Celia slid into her chair at the kitchen table. Philip eased a perfect fresh-herb omelette onto her plate. “Um!” Celia murmured appreciatively. “You can deny your French heritage all you want, Philip, but you did not get your flair for elegant cuisine from the Cubans.”

“Didn’t I tell you that’s why I married him?” Franci poured coffee all around. “As soon as I found out he liked to cook but didn’t know how to make rice and beans.” Again the shared laughter at what had to be an old joke between them.
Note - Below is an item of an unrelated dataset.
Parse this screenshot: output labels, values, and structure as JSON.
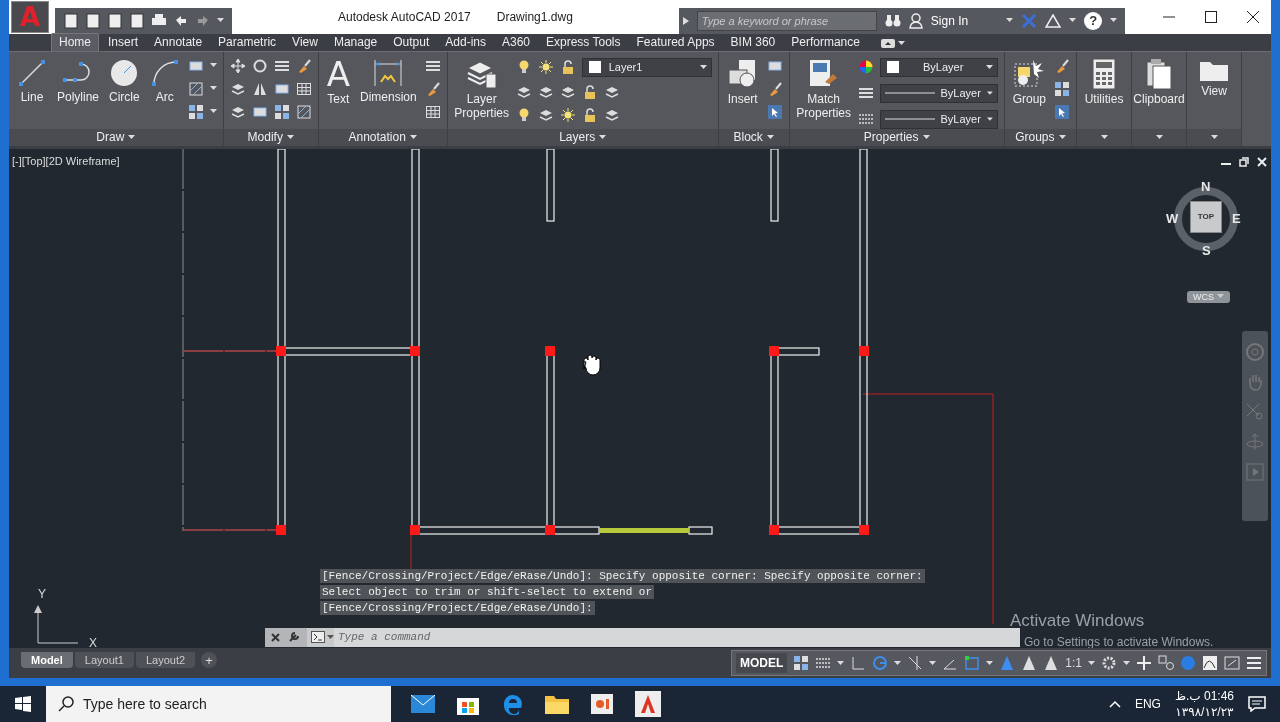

Philip divided the second omelette and slid one half onto each of his and Franci’s plates with a practised air that suggested this was their breakfast routine. Philip ate quickly, saying apologetically, “Sorry, but duty calls.”

Guilty for her dawdling, Celia pushed another bite of omelette into her mouth and washed it down with a swallow of orange juice.

“Take your time,” Franci admonished. “Philip is in a hurry, not us. When you’re finished you can take a shower and I’ll drive you to the campus.”

“It’s so close,” Celia protested. “I can walk there easier than Philip can walk to work.”

“I don’t walk!” Philip crossed the living room to where a shiny Flying Pigeon bicycle was parked. Striking a pose beside it, he told Celia, “I fly.

When he had gone out, Celia and Franci relaxed over a second cup of coffee. “Does he always bike to work?” Celia asked.

“Except when it rains,” Franci said proudly. “And what it’s done for his body! Maybe you noticed? He’s got the buns of a twenty-year-old.”